As with most purchases, both in the U.S. and abroad, getting the best price shouldn't be your only goal. You should expect vendors to provide products and services where and when you need them, anywhere in the world. Moreover, the quality of the vendor's service and support should be excellent. If you're new at this game, you'll soon learn that there are things you can control and things you can't. Overall, you're generally at the mercy of exchange rate fluctuations, but it's important to watch them so you can maintain some sense of management.

To understand how confusing it can get, let's assume you have a branch office in Mexico and a central purchase agreement with a PC vendor in the U.S. The prices listed in the agreement are in U.S. dollars. If the arrangement was in effect in December 2006, your costs have changed dramatically. A $ 1,500 PC cost 4,575 pesos on Dec. 20. On Dec. 22, the peso was devaluated 15% by the Mexican government. This means the same PC then cost 5,261 pesos. One month later, it costs 7,800 pesos. That's a 70% decrease in the value of the peso relative to the dollar. Now your Mexican branch office must come up with 70% more pesos to buy that PC.

It can also work the other way. The yen-to-dollar exchange rate has gone from 125 yen to the dollar to fewer than 100 yen in less than two years. Now your Tokyo branch office needs 25% less yen to covert to the necessary amount of dollars for that same PC. To avoid chaos, it may seem easier to buy the equipment in the U.S. and ship it overseas. But chances are the local vendors won't support those machines at a satisfactory level.

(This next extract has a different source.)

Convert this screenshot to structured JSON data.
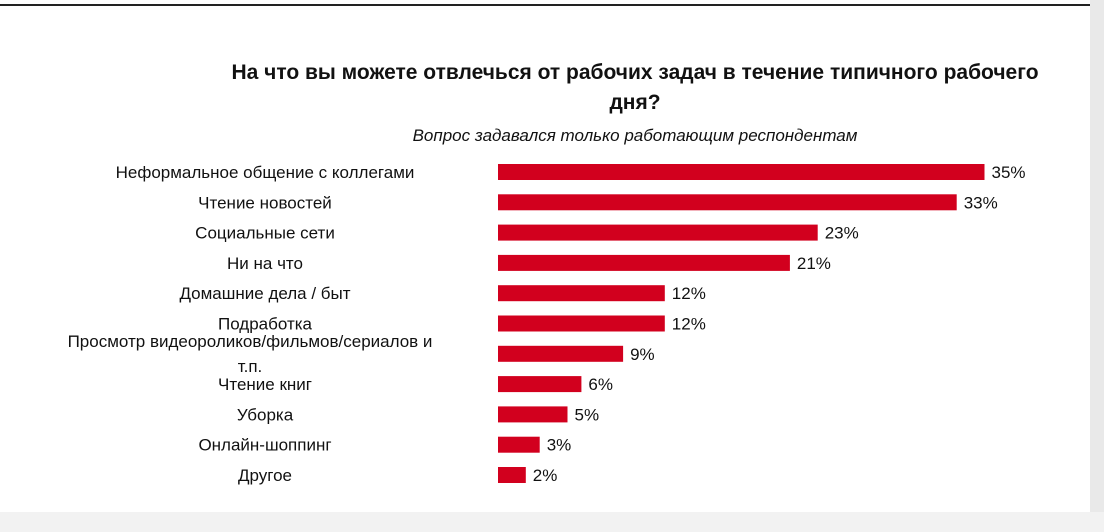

Your best bet is to purchase and use your computing products in the same country when possible. As you'll find, procuring equipment in a foreign land doesn't have to be all that bad. Managed properly, currency exchange fluctuations can be one less thing to worry about. The trick is to spend a little time learning how to make currency work for you, giving you more time to worry about issues that really matter the quality, reliability, performance and scalability of your new systems.